The United Nations said on Friday that UN investigators had confirmed that M23 rebels and government troops had committed serious abuses in their battle for control of mineral-rich North Kivu province and its capital Goma.

The investigations indicate that Congolese army soldiers committed rapes, looting and other human rights violations after they retreated from Goma following its capture by M23 rebels.

The UN mission could not confirm reports that 72 rapes were committed in the Minova area, about 60 kilometres (40 miles) south of Goma, but its initial investigation found that several violations, including rape and looting, were committed by Congolese army elements, UN deputy spokesman Eduardo del Buey said.

"Preliminary investigations by MONUSCO indicate that several human rights violations, including rape and looting, were committed by FARDC (Congolese army) elements (in Minova)," del Buey told reporters in New York.

"MONUSCO cannot confirm the reported figure of 72 rapes but is on the ground conducting further investigations," he said.

The UN also accused M23 rebels of killing civilians and looting when they took Goma last month.

"MONUSCO is also able to confirm several serious human rights violations, including the killing and wounding of civilians as well as looting, committed by the M23 in Goma." The UN spokesman said.

However, criticism over the conflict has also been levied on the UN.

Yoweri Museveni, Ugandan president and key broker in the crisis, said at a summit on Saturday that the inability of UN peacekeeping forces to prevent the conflict was shameful.
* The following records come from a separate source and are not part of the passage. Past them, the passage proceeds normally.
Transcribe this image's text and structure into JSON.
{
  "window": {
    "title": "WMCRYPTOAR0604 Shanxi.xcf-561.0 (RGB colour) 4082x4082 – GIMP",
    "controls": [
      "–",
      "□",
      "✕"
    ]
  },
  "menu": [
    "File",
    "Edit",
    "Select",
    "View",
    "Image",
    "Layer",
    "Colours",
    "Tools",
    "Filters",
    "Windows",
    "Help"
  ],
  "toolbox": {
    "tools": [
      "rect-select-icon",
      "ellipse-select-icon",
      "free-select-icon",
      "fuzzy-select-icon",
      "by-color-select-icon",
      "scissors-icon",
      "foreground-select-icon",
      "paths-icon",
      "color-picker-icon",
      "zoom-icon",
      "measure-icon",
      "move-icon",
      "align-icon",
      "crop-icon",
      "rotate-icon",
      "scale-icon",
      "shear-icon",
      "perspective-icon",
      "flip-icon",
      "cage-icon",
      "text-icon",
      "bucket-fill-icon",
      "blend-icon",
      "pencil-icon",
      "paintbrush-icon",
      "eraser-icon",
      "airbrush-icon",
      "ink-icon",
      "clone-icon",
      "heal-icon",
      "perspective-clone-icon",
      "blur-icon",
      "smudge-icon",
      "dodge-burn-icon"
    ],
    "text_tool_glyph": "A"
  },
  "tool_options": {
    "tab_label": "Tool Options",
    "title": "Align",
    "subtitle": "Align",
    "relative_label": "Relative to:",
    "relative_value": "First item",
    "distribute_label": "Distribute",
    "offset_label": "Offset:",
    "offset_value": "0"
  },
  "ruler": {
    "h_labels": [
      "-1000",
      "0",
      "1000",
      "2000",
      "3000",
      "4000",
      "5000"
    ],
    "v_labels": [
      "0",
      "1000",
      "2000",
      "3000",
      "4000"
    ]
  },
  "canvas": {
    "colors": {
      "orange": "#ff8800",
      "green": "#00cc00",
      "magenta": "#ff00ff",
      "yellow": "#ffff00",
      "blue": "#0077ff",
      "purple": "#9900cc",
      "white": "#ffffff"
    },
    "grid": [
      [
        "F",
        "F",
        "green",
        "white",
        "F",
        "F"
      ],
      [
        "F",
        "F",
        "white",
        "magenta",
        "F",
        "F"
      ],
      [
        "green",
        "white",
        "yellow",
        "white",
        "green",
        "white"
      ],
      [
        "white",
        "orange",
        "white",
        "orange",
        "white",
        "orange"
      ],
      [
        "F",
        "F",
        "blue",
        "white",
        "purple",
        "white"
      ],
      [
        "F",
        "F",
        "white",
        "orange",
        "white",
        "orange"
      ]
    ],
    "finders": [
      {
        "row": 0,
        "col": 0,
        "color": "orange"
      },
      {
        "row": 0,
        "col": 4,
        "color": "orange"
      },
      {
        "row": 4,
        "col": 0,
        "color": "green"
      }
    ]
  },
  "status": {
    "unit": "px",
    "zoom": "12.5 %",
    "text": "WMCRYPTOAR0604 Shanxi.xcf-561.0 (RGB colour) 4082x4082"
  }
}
"It is a very big shame," Museveni said of MONUSCO, during a summit of the southern African bloc SADC in the Tanzanian economic capital Dar es Salaam. "It is some sort of military tourism."

UN options

Congolese troops, aided by a UN peacekeeping mission known as MONUSCO, have been battling the M23 rebels - who UN experts and Congo say are backed by neighbouring Rwanda - for the past eight months in the resource-rich east of the country.

Kinshasa regained control of Goma on Monday after M23 rebels withdrew as a UN Security Council group of experts presented new evidence alleging the M23 had received "direct support" from the Rwandan Defence Force (RDF) to capture the city on Nov 20.

UN peacekeeping chief Herve Ladsous, who briefed the Security Council on Friday on the UN mission in Congo, said
peacekeepers were regularly patrolling camps housing Congolese displaced by the fighting to prevent further rights violations.

He also said he discussed with the 15-member council some options for altering or boosting the UN mission to cope with the eastern rebellion.

MONUSCO has more than 17,000 troops, but is stretched thin across a nation the size of Western Europe and struggles to fulfil its mandate of protecting civilians.

Ladsous said options included additional "force enablers" - such as helicopters and drones - support for the Joint
Verification Mechanism, a regional body created to investigate incidents between Congo and Rwanda, or the creation of an international neutral force to fight the rebels, which has been proposed by countries in the Great Lakes region.

A group of experts has reported to the UN Security Council that Rwandan troops are reinforcing M23 operations and supplying weapons and ammunition, while Rwandan Defence Minister James Kabarebe has been commanding the entire rebellion from Kigali.